I wonder how Sinclair Davidson is taking the Abbott announcement that the government is walking away from repealing or amending s.18C Racial Discrimination Act.


Oh.  Pretty much how I expected, then.

Guardians will be viewed

As I know everyone is keen to know what movies I will and will not see (ha!), I confirm that, despite my oft-repeated omplaint that far too many comic book superhero movies are being made, I will go and see Guardians of the Galaxy based on its good reviews, and the fact that it is basically a comedy.

I have always liked science fiction comedy, and hope to like this one.
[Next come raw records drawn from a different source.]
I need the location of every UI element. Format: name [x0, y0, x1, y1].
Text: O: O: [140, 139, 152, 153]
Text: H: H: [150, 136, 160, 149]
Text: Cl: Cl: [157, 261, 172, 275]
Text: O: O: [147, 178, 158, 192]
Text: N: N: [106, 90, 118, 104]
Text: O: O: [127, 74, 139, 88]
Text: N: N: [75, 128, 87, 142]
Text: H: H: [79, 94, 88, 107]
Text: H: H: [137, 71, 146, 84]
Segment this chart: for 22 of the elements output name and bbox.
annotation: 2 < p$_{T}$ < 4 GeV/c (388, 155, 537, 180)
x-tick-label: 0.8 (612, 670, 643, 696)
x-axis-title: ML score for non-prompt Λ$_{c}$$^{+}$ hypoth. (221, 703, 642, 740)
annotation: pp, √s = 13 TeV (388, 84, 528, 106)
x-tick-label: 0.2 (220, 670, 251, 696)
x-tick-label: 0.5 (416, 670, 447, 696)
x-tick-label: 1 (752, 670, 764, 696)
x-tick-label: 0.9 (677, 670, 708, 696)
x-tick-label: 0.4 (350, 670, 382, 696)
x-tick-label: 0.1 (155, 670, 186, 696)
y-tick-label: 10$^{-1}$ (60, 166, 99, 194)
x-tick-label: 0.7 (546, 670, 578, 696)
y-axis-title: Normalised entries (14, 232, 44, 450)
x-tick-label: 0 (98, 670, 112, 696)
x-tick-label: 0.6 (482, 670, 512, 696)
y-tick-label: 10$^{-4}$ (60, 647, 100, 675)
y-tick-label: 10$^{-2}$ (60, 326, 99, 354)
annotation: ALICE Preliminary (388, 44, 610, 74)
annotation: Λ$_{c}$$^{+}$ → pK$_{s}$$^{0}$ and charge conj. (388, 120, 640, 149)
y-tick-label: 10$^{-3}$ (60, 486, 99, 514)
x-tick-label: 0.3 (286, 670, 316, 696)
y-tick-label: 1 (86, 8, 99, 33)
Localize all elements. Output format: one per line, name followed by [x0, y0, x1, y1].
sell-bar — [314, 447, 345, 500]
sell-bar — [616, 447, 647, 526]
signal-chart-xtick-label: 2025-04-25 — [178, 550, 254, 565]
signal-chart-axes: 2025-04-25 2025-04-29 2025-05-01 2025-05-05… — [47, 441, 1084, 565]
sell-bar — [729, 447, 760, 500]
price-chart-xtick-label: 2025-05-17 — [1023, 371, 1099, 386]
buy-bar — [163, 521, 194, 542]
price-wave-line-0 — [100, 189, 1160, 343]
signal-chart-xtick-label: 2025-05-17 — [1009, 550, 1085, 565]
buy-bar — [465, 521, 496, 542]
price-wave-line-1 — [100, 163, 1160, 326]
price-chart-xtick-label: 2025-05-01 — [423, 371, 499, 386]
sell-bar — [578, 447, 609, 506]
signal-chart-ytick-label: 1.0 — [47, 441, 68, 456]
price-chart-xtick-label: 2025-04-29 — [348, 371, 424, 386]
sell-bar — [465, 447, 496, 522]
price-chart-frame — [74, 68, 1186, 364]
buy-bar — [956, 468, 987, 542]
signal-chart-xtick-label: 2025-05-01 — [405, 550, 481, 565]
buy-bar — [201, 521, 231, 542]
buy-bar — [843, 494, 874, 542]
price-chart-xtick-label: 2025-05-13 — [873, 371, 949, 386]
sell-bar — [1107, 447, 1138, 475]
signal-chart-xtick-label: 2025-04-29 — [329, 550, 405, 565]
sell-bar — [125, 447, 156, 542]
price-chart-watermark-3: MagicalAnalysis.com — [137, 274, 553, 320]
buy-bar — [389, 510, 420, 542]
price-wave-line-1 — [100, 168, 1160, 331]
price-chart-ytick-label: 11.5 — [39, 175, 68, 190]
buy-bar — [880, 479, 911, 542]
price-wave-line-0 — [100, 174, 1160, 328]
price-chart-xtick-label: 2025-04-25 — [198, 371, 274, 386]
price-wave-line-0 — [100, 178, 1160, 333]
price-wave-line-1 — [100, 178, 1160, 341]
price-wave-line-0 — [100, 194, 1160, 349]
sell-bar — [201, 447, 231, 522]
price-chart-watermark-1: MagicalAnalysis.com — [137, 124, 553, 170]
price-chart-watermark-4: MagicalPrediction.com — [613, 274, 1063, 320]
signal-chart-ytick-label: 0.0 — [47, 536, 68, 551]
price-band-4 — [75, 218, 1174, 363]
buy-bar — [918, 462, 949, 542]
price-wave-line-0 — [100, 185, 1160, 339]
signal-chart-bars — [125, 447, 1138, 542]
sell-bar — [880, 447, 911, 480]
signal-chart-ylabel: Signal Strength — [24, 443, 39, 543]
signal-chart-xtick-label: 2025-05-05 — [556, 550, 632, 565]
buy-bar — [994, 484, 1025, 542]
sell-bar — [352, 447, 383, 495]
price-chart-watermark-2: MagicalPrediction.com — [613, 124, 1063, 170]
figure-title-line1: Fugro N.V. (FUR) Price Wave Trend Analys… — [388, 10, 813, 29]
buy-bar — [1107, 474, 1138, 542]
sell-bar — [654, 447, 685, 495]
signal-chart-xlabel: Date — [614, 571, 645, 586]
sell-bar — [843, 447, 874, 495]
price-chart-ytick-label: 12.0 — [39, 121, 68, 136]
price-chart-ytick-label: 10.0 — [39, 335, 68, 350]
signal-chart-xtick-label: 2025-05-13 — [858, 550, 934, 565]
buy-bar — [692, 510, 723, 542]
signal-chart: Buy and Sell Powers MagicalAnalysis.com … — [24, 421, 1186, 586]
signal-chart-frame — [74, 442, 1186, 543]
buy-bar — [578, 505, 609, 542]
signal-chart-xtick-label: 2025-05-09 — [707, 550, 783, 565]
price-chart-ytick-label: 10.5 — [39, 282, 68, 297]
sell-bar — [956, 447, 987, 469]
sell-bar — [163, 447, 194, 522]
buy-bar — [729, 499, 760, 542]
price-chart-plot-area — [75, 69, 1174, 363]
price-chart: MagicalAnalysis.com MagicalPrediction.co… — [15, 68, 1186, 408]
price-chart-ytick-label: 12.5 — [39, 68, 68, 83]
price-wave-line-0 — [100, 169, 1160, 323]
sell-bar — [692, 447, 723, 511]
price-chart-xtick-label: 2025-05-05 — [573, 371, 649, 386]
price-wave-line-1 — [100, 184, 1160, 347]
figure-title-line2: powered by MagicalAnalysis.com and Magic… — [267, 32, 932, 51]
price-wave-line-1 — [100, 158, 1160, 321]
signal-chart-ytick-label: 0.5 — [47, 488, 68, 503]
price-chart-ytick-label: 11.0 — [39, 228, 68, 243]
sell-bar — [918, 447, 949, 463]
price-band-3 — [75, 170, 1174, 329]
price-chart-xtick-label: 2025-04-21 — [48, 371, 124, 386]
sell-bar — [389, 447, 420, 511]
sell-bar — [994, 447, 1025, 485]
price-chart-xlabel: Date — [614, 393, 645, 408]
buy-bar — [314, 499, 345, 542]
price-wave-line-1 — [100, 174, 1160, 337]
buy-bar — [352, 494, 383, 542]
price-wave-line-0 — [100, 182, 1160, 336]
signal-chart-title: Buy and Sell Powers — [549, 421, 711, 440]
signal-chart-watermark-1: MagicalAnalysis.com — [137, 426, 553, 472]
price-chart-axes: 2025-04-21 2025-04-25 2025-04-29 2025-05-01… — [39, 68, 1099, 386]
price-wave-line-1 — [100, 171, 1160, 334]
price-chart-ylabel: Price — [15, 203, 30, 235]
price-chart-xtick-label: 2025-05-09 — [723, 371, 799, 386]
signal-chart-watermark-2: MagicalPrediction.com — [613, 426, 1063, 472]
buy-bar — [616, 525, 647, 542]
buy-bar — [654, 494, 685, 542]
The way ahead for Tasmania (seriously?)

Noted towards the bottom of a Phil Coorey piece about the talking going on between Hockey and the Senators to try and salvage some part of the budget:
In Tasmania, Palmer United Party Senator Jacqui Lambie hit the Treasurer for more funds for Tasmania, funds for mushroom growers and bumble bee farmers, while refusing to reverse opposition to budget cuts. Instead, she said the government should cut deeper into foreign aid.
Actually, I was a bit disturbed on the weekend to see on Insiders that Hockey and her had a two hour meeting (after which he came out gushing about her "big heart" - it was nauseating).   I certainly hope there was someone else in the room, so that the topic of the Treasurer's "package" was kept on track.